The power sharing suggestion took me by complete surprise, especially since I haven't heard anything to this effect from America before this Haiti turmoil. I must admit, though, that my mind raced to the Guyana situation, in which the two major political parties - the PPP/C and PNC/R - are having such intractable differences affecting Guyana's political stability and economic growth, that I began wondering if the American government would ever suggest a power sharing arrangement in Guyana?
Both major political parties, on different occasions, have been helped to power with input from the United States - the PNC in the sixties and the PPP in 1992 - yet both have given the impression they'd prefer to do their own thing once they got in power. In fact, the PNC turned its back on the West, being particularly harsh on America, and the PPP now seems bent on using communism as its ideological vehicle for economic development.
But assuming America would ever be interested in such an arrangement for Guyana, the obvious question has to be: why would it be interested in Guyana's political affairs to such an extent?
Well, for starters, speculation has it that Cuba's Fidel Castro is being antsy about spreading communism in the hemisphere by taking advantage of governments that are experiencing political instability brought on by economic hardships, so America sees there is need for political stability and economic growth in the region.
More precisely, Guyana's neighbour to the west, Venezuela, is America's fifth largest oil supplier, but has a rather volatile political leader in the person of Hugo Chavez, and this does not augur well for consistency in oil supplies to America from that country.
This could then open the door for Guyana to get help to engage in large-scale oil production. But then Guyana itself needs political stability, which neither the PPP/C nor PNC/R seems capable of delivering alone or even through any form of power sharing.

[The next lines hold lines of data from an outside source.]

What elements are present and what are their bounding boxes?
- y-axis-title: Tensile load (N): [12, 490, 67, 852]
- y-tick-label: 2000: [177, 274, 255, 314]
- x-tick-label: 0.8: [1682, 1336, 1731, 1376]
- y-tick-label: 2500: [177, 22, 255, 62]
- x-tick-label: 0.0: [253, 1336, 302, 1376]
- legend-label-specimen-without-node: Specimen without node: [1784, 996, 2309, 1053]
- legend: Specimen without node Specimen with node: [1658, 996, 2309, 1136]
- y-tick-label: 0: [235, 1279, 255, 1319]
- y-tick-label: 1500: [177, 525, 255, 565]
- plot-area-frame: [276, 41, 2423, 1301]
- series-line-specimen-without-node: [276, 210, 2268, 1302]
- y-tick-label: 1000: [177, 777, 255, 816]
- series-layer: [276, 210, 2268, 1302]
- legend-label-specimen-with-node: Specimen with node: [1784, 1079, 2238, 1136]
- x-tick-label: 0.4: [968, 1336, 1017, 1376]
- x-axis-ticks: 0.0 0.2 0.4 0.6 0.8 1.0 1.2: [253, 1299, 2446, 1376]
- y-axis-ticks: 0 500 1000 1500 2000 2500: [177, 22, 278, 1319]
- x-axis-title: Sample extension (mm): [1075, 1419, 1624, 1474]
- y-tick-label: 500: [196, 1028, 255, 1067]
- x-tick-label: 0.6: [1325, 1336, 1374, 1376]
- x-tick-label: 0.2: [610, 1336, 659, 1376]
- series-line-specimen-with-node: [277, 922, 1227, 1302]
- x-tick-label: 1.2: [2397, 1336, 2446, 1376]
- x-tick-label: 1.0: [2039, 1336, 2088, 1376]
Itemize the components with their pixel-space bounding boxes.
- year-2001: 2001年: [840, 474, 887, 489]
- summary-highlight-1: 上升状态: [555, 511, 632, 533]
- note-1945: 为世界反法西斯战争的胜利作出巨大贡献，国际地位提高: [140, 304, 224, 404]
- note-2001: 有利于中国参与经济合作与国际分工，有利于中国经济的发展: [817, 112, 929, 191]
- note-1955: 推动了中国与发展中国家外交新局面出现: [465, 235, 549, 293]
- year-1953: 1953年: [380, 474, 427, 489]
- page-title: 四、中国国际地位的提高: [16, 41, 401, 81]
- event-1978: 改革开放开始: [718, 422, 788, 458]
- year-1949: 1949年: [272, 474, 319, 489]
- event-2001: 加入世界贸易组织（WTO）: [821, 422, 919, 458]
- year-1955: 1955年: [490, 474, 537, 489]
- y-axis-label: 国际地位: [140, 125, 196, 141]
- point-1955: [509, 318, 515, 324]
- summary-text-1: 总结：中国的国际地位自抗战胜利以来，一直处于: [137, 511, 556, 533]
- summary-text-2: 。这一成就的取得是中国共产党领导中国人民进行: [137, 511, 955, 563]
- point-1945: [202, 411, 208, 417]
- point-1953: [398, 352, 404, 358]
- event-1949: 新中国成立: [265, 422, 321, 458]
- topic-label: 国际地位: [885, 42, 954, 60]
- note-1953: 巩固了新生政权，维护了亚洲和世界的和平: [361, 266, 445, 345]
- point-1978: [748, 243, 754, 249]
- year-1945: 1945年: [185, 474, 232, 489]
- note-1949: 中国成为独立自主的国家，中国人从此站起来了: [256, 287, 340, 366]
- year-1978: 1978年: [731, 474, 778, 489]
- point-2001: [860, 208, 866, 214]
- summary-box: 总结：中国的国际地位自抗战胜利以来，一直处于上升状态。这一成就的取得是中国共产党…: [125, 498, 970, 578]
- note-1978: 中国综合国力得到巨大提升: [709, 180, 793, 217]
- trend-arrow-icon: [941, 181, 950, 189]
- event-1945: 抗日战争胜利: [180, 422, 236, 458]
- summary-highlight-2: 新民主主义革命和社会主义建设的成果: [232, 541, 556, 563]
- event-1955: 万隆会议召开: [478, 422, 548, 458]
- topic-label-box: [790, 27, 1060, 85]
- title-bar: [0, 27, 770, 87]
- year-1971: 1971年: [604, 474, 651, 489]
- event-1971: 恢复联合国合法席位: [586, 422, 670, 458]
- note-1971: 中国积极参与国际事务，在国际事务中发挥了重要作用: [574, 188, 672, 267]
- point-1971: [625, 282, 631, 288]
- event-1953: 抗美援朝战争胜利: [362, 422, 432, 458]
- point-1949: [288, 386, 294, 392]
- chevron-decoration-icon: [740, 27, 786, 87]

The next best step, then, would be for the progressive minded leaders of both parties to maneuver a no confidence vote in current leadership and assume the mantle of decision-making, thereby paving the way for a new-look PPP/C and PNC/R that would be amenable to the idea of a power sharing government.
Failing that, lure the progressive minded leaders from both parties to form a third political party made up of Indian and African Guyanese to end the stranglehold both major parties have had on power via racial voting, and have that third party play the, if not a, major role in a new government.
The Khemraj Ramjattan expulsion from the PPP/C may well turn out to be the straw that broke the camel's back, setting such an idea in motion, because it is clear that even though the PPP/C appears not to have a leader, it actually does have one who is irrevocably committed to pursuing communist policies to guide Guyana politically and economically, much to the detriment of the nation and the nation's shared ideological views with America.
The PNC/R, meanwhile, has exhausted its energies fuming and fussing with the PPP/C for the past eleven plus years, not realizing that its true relevance to Guyana's politics has been relegated to elections time. It has failed miserably to seize opportunities to rebuild and reshape itself as a party, in the post-Burnham and Hoyte eras, with new thinking and new attitude that could attract Indian Guyanese who are disenchanted with the PPP/C.
If the speculation that gave rise to the foregoing scenarios holds true, then a "broad-based" government in Guyana, with America's backing could go a long way towards changing Guyana's political landscape to make it more attractive for new political leaders, new ideas and a new direction.
Change may be on the horizon, but can we envision it? Are we ready and willing to experience it in our lifetime?